Et c’est l’Istiqlal qui pense avoir trouver la solution : proposer au Chef du gouvernement l’application de l’article 103 de la constitution.
Selon les dispositions de cet article, le Chef du gouvernement peut engager la responsabilité de son gouvernement tout en mettant sa démission sur la table, dans le cas où, le texte n’est pas voté.
L’article 103 dispose : « Le chef du gouvernement peut engager la responsabilité du gouvernement devant la chambre des représentants, sur une déclaration de politique générale ou sur le vote d’un texte.
La confiance ne peut être refusée ou le texte rejeté qu’à la majorité absolue des membres composants la chambre des représentants.
Le vote ne peut intervenir que trois jours francs après que la question de confiance ait été posée
Le refus de confiance entraîne la démission collective du gouvernement ».
A ne pas confondre avec le célèbre 49-3
En France, il existe dans la constitution une disposition similaire mais pas identique.

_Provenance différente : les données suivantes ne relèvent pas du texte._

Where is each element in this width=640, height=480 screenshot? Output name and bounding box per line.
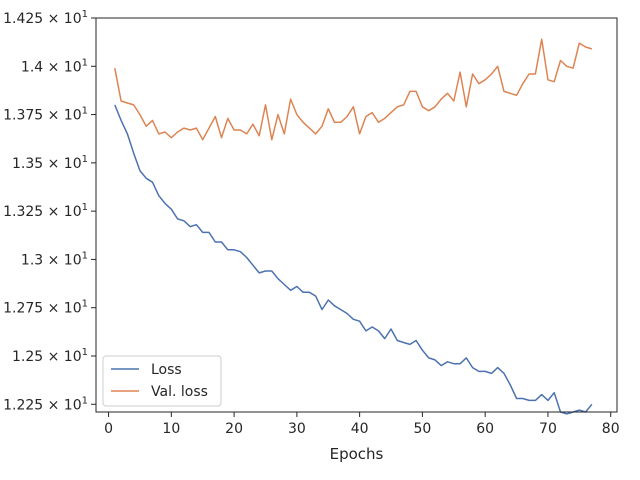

Chez les Français, prend le risque d’engager la responsabilité de son gouvernement même si le texte est adopté au parlement.
« Le Premier ministre peut, après délibération du conseil des ministres, engager la responsabilité du Gouvernement devant l'Assemblée nationale sur le vote d'un projet de loi de finances ou de financement de la sécurité sociale. Dans ce cas, ce projet est considéré comme adopté, sauf si une motion de censure, déposée dans les vingt-quatre heures qui suivent, est votée dans les conditions prévues à l'alinéa précédent. Le Premier ministre peut, en outre, recourir à cette procédure pour un autre projet ou une proposition de loi par session ».